Zwiller: Predictions No.14 Irish set to play No.1 Michigan in Ann Arbor
Thomas Zwiller | Tuesday, November 16, 2021
After falling short in back-to-back conference games against Minnesota, Notre Dame needed a statement win against Wisconsin to keep from falling behind in the Big Ten standings.
And after sweeping the Badgers, the Irish got their statement win.
The then 6-3 Irish hosted the 4-5 Badgers at Compton Family Ice Arena, with just over 4,330 people in attendance. The Badgers struck first in the series despite being on the road, with Forward Roman Ahcan scoring a power-play goal on an Irish roughing penalty.
It would be the first and last goal the Badgers would score at Compton.
Less than three minutes into the second period Landon Slaggert socred the equalizer, followed by Jesse Landsell shortly after that. Notre Dame Forward Trevor Janicke ended the period by converting on a Wisconsin penalty to give the Irish the 3-1 lead.

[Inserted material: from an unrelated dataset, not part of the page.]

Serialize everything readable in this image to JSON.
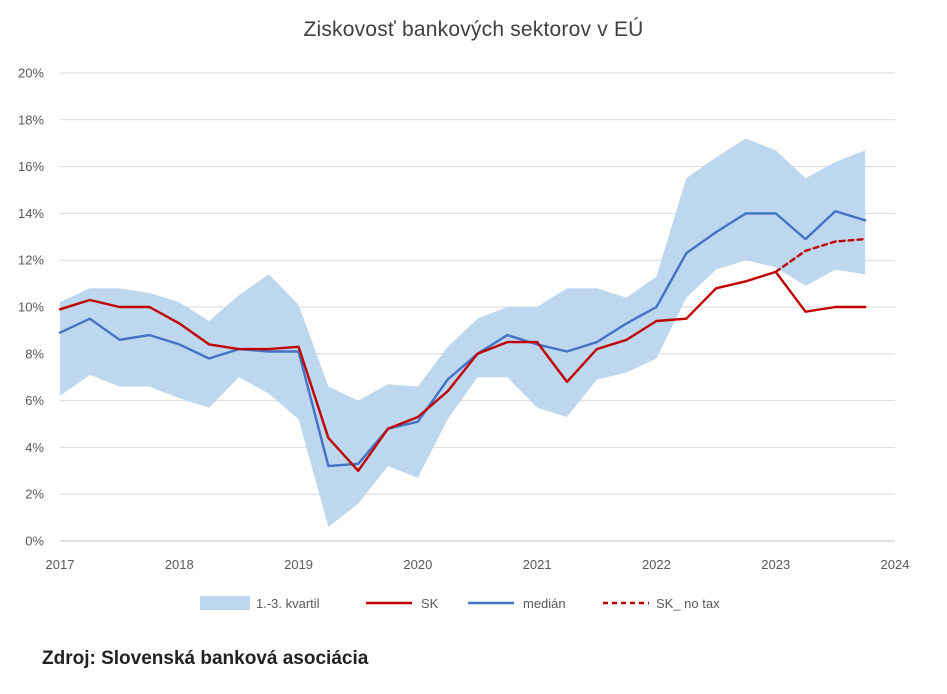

In the third period, Max Ellis put the game on ice, scoring twice, once on a power-play and an empty netter.
In the second game, the Irish scored two goals in the first period, one on a power play by Grant Silianoff and one by Nick Leivermann (4-on-4). The last goal of the game came late in the second, scored by Hunter Strand.
After their series against the Badgers, the Irish improved to 2-2-0 in conference play and 8-3-0 overall. That record is good enough for fourth place in the conference.
Ahead of Notre Dame is Michigan (10-2-0, 5-1-0), Minnesota (7-5-0, 4-1-1), and Ohio State (7-3-0, 4-2-0). Behind the Irish are the Badgers (4-8-0, 1-4-1), Michigan State (6-5-1, 1-3-0), and Penn State (6-5-0, 0-4-0).
In their next series, the Irish will have another chance to build momentum and gain ground in the conference standings. Their opponent? The No. 1 Michigan Wolverines.
Michigan has certainly earned their number one ranking without question, as they boast an NCAA best record of 10-2-0. The Wolverines boast a high-scoring offense; they have scored 52 goals through 12 games, averaging 4.33 goals per game. That is also the highest such mark in the NCAA this season. Unfortunately for the Irish, Michigan is also stout defensively. Allowing 26 goals through 12 games, the 2.17 GAPG ranks the Wolverines 12th in college hockey.
One advantage I expect the Irish to have in this weekend’s upcoming series is in faceoffs. The Irish are a top-10 faceoff team going 346-292, or about .542. Michigan is not horrible on faceoffs, but they have only won .511% of their attempts (382-366).
A vital area, as it is in most games, is penalties. The Irish are an incredibly sound defensive team, while Michigan is looking to be an offensive force. Both statements hold for the Irish penalty kill and the Michigan power-play. The matchup will essentially be an unstoppable force meeting an unmovable object.
The Irish lead the nation in penalty kill percentage. Of the 43 penalties the Irish have taken that have allowed power play opportunities, they have only allowed two power-play goals (.953). The power-play unit is without question going to be challenged this weekend as Michigan has one of the best attacks in the country. The Wolverines have had 48 power-play opportunities, and they have converted 15 times (ranks sixth). That power-play percentage ends up being .312, a figure that is third-best in the country.
On the flip side, Michigan’s penalty-kicking unit is not nearly as good as their power-play unit. The Wolverines have killed off 41 of their 49 penalties (or about .837), making them the 21st best unit in the nation. Fortunately for the Wolverines, the Fighting Irish have an abysmal power-play attack. Of the 40 power-play opportunities the Irish have had, they have only converted six times. At .150%, that makes Notre Dame 41st in the NCAA. Yikes.
Another reason I want to focus on penalties is that Michigan averages the 10th most penalty minutes per game. It is much closer to eighth if you consider that Brown and Yale have combined for 177 penalty minutes in only seven games.
Despite their lackluster power-play, the Irish need to score when Michigan gives them the opportunity. If the Irish can stay out of the box (which they are capable of doing, they are 30th in penalty minutes per game) and take advantage of the frequent Michigan penalties, Notre Dame can win this series.
Well, let me put a caveat on that. Notre Dame can win this series if it is low-scoring. ND has a top-5 defense in terms of goals against, allowing only 1.73 per game. However, they average 3.67 goals per game, which is 11th in the country but is behind Michigan’s 4.33 goals per game. Lucky for the Irish, Michigan also allows 2.17 goals per game which means that ND can score against Michigan; I do not think they can win a shootout.
Historically, Michigan owns the series, leading 83-63-5. But if I had to pick this one, I would say that Notre Dame can get the split on the road. In the last four series played between the two rivals, the home team is 0-8 with a goal differential of 24-7 (-17 at home!). I think there is a difference with Michigan being the best team in college hockey, but the No. 14 Irish should at the very least steal a win on the road.